Medio augustus 2020 heeft [eiseres] zich gericht tot mr. Kamps met het verzoek haar belangen te behartigen in de letselschadezaak.

2.21.

Bij schrijven van mr. Kamps van 3 november 2020 is Columbus aansprakelijk gesteld voor schade die [eiseres] heeft geleden of nog zal lijden doordat Columbus en/of [werknemer] heeft/hebben nagelaten haar als redelijk bekwaam en redelijk handelend rechtshulpverlener bij te staan. Voorts is in die brief geschreven (voor zover hier van belang):

“(…) In de zaak van mevrouw [eiseres] te [woonplaats 1] , bericht ik u als volgt. Ik heb afgelopen vrijdag gebeld met ASR. De zaak blijkt daar in 2016 (!) al gesloten te zijn. Ik heb wel begrepen dat u in april 2020 (lees: maart 2020, rechtbank) nog een stuitingsbrief gezonden heeft. Graag ontvang ik deze in kopie van u. (…) Gelukkig heeft u de vordering m.b.t.
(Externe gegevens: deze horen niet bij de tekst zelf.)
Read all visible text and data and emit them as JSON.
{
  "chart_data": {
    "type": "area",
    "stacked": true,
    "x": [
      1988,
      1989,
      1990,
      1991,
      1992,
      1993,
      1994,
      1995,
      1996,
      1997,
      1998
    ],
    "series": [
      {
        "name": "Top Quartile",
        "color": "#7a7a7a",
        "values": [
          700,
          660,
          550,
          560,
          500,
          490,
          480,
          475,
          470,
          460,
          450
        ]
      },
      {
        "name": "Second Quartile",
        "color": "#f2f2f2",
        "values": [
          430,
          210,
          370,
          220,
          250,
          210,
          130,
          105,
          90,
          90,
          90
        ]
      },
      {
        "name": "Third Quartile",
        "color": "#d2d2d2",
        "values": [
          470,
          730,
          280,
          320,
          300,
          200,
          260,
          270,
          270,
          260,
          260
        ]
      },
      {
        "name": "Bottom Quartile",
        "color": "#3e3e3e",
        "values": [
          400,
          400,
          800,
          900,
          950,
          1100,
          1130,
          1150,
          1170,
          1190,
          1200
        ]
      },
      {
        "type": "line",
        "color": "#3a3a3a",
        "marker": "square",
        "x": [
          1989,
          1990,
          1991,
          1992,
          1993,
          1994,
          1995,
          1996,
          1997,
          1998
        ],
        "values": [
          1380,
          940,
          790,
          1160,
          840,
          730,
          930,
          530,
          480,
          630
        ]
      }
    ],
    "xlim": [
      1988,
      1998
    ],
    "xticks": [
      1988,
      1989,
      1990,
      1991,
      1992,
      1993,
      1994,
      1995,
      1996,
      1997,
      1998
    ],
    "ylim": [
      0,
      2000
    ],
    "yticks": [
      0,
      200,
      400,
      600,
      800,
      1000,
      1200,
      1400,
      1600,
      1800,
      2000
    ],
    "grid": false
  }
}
ASR wel gestuit, ik kan niet beoordelen of dit tijdig is geweest, maar dit geldt niet voor de andere partijen die u eveneens aansprakelijk heeft gesteld. (…)”

2.22.

In reactie daarop heeft [werknemer] op 4 januari 2021 aan de advocaat van [eiseres] geschreven (voor zover hier van belang):

“(…) Kort en goed: in de jaren na het ongeval van 1 juni 2011 hebben (de belangenbehartiger van) mevrouw [eiseres] enerzijds en ASR anderzijds jarenlang over bovengenoemde kwestie gecorrespondeerd en onderhandeld; laatstelijk in 2016. Dit stelt u ook in uw brief van 3 november jl. De schriftelijke mededelingen die mevrouw [eiseres] tijdens deze onderhandelingen aan ASR heeft gedaan, zijn stuitingsmededelingen in de zin van artikel 3:317 BW. (…) Vervolgens heb ik de verjaring nog in 2020 gestuit. (…) Ik raad u derhalve aan, dat u zich tot ASR wendt teneinde de inhoudelijke discussie met de verzekeraar voort te zetten. (…)”

2.23.

Bij e-mail van 4 februari 2022 heeft de advocaat van ASR (de  aansprakelijkheidsverzekeraar van Fantasia) aan de advocaat van [eiseres] geschreven (voor zover hier van belang):

“(…) Vooralsnog lijkt de conclusie gerechtvaardigd dat er sprake is van verjaring.

Noch de vennoten, noch de aangesproken vennootschap zelf hebben na de (aangetekende) brief van 4 december 2012 een brief of mail ontvangen. Conform de geldende wetgeving had er voor een rechtsgeldige stuiting van de verjaring van de zijde van uw cliënte rechtstreeks een stuitingsbrief verzonden moeten worden aan de vennoten en/of de vennootschap. Dat is niet het geval geweest, wat met zich meebrengt dat er sprake is geweest van verjaring.”

2.24.

In zijn brief van 14 mei 2021 heeft [medisch adviseur] het volgende geschreven (voor zover hier van belang):

(…) Cliënte is van tevoren niet bekend met hoofdpijnklachten noch met vermoeidheidsklachten of andere cognitieve stoornissen, noch met tinnitus of gehoorsklachten.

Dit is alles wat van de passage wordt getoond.